# Lotus ?



## rjwolfe3 (Mar 10, 2009)

*Lotus Question*

I am going to be purchasing a Lotus kit from CSUSA.  I will be replacing the factory nib with one from Lou.  Do I need to buy the fountain kit or can I use the rollerball kit since I am replacing the nib?


----------



## ldb2000 (Mar 10, 2009)

Rob you need the Front section from the FP for the nib and feed holder and the FP grip .


----------



## texasfootball21 (Mar 10, 2009)

It would be best to go with the FP kit, you will still need the feed and grip, even if you do not use the provided nib.


----------



## rjwolfe3 (Mar 10, 2009)

K cool thanks.


----------



## texasfootball21 (Mar 10, 2009)

Good luck with the pen, hope it turns out well.


----------



## rjwolfe3 (Mar 10, 2009)

Me too - first one I've made.  First time with Amboyna burl as well.  The nib will be a custom ground calligraphy nib.  This is for my favorite customer.  She all ready owns many of my pens.


----------



## texasfootball21 (Mar 10, 2009)

If you have return customers you must be talented. Its a great feeling when a customer comes back for more, she must really find your art very special. 

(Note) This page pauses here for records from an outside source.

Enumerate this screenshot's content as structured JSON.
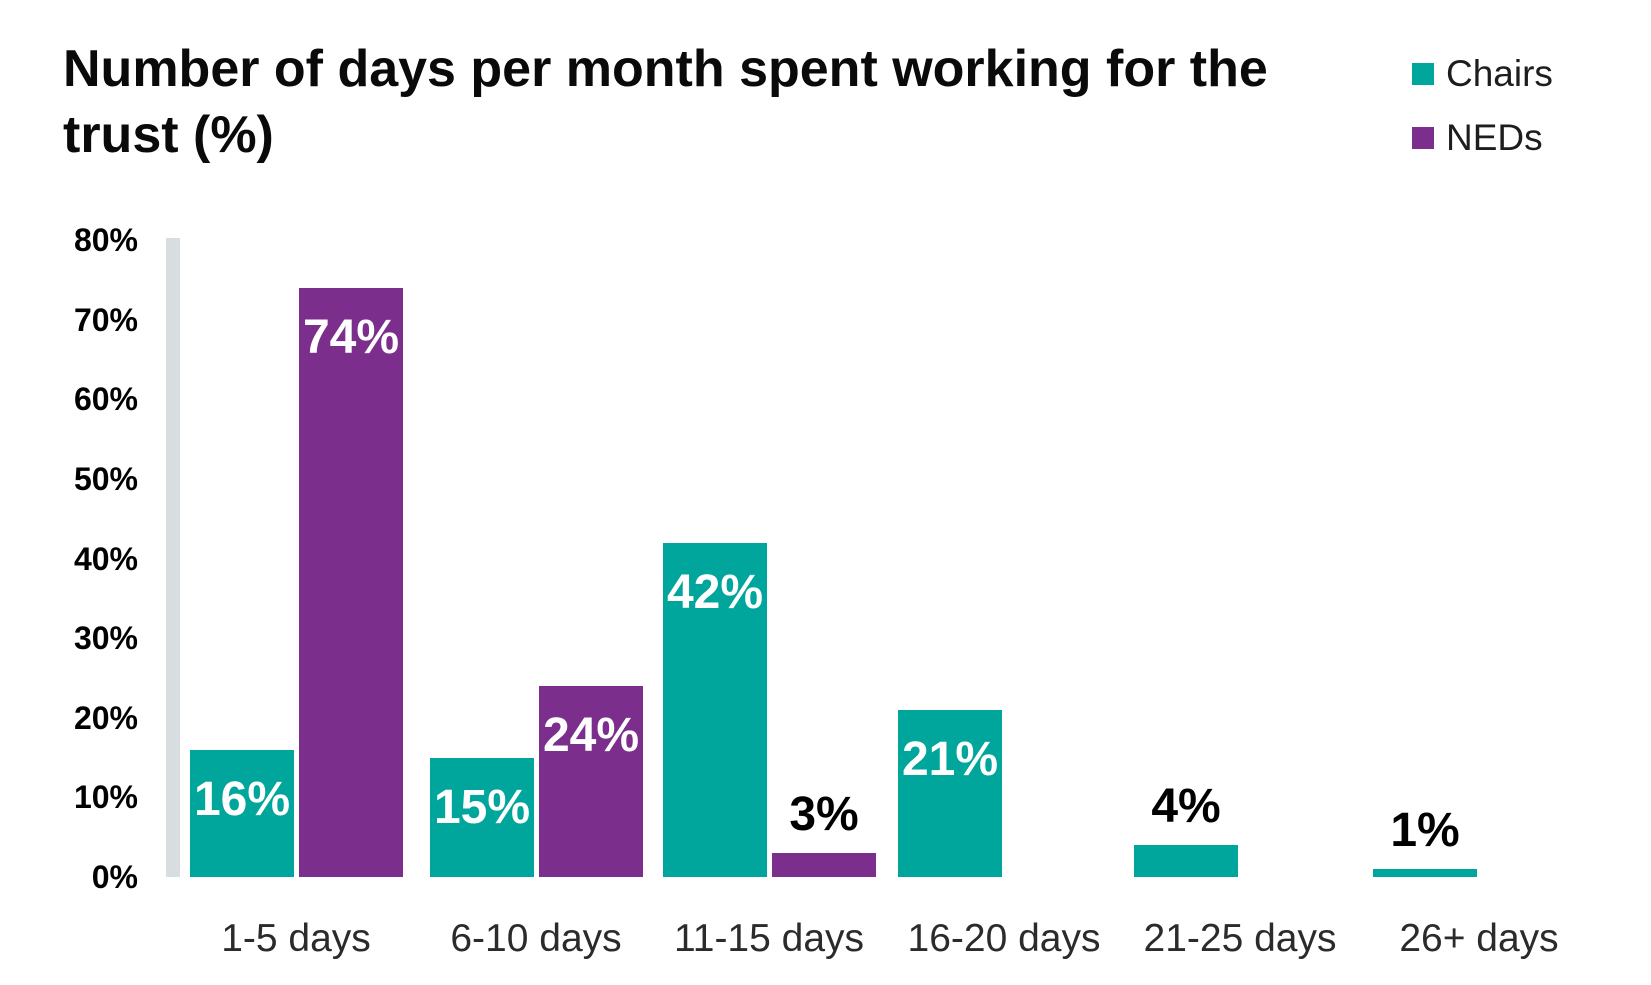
{
  "title": {
    "lines": [
      "Number of days per month spent working for the",
      "trust (%)"
    ]
  },
  "legend": {
    "items": [
      {
        "label": "Chairs",
        "color": "#00a69c"
      },
      {
        "label": "NEDs",
        "color": "#7c2e8c"
      }
    ]
  },
  "chart_data": {
    "type": "bar",
    "title": "Number of days per month spent working for the trust (%)",
    "categories": [
      "1-5 days",
      "6-10 days",
      "11-15 days",
      "16-20 days",
      "21-25 days",
      "26+ days"
    ],
    "series": [
      {
        "name": "Chairs",
        "color": "#00a69c",
        "values": [
          16,
          15,
          42,
          21,
          4,
          1
        ],
        "data_labels": [
          "16%",
          "15%",
          "42%",
          "21%",
          "4%",
          "1%"
        ]
      },
      {
        "name": "NEDs",
        "color": "#7c2e8c",
        "values": [
          74,
          24,
          3,
          null,
          null,
          null
        ],
        "data_labels": [
          "74%",
          "24%",
          "3%",
          null,
          null,
          null
        ]
      }
    ],
    "xlabel": "",
    "ylabel": "",
    "ylim": [
      0,
      80
    ],
    "yticks": [
      {
        "value": 80,
        "label": "80%"
      },
      {
        "value": 70,
        "label": "70%"
      },
      {
        "value": 60,
        "label": "60%"
      },
      {
        "value": 50,
        "label": "50%"
      },
      {
        "value": 40,
        "label": "40%"
      },
      {
        "value": 30,
        "label": "30%"
      },
      {
        "value": 20,
        "label": "20%"
      },
      {
        "value": 10,
        "label": "10%"
      },
      {
        "value": 0,
        "label": "0%"
      }
    ],
    "grid": false,
    "legend_position": "top-right",
    "axis_colors": {
      "y_axis_bar": "#d8dee0"
    }
  }
}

Sounds like quite a custom order. Would love to see the pen posted when you finish, I'm sure your client will love it.


----------



## JohnU (Mar 11, 2009)

Looking forward to seeing it Rob.  Ive yet to make a FP too but kicking the idea around. Keep us posted.


----------



## amosfella (Mar 11, 2009)

the tapered part of the lotus rollerball does not unscrew.  The fountain pen is necessary.  Unfortunately for your pocketbook.  
The only other way would be to buy the nibs, feeds, and grips seperately.  If someone wanted to do a group buy from dayacom, the days of buying the overpriced fountain pen models would be over......


----------



## chriselle (Mar 15, 2009)

texasfootball21 said:


> If you have return customers you must be talented. Its a great feeling when a customer comes back for more, she must really find your art very special.
> 
> Sounds like quite a custom order. Would love to see the pen posted when you finish, I'm sure your client will love it.



I'll second that.  Reminds me of the group of ladies that drop by my shop every other week to check out what's new.  
  I'd like to see that pen, too.


----------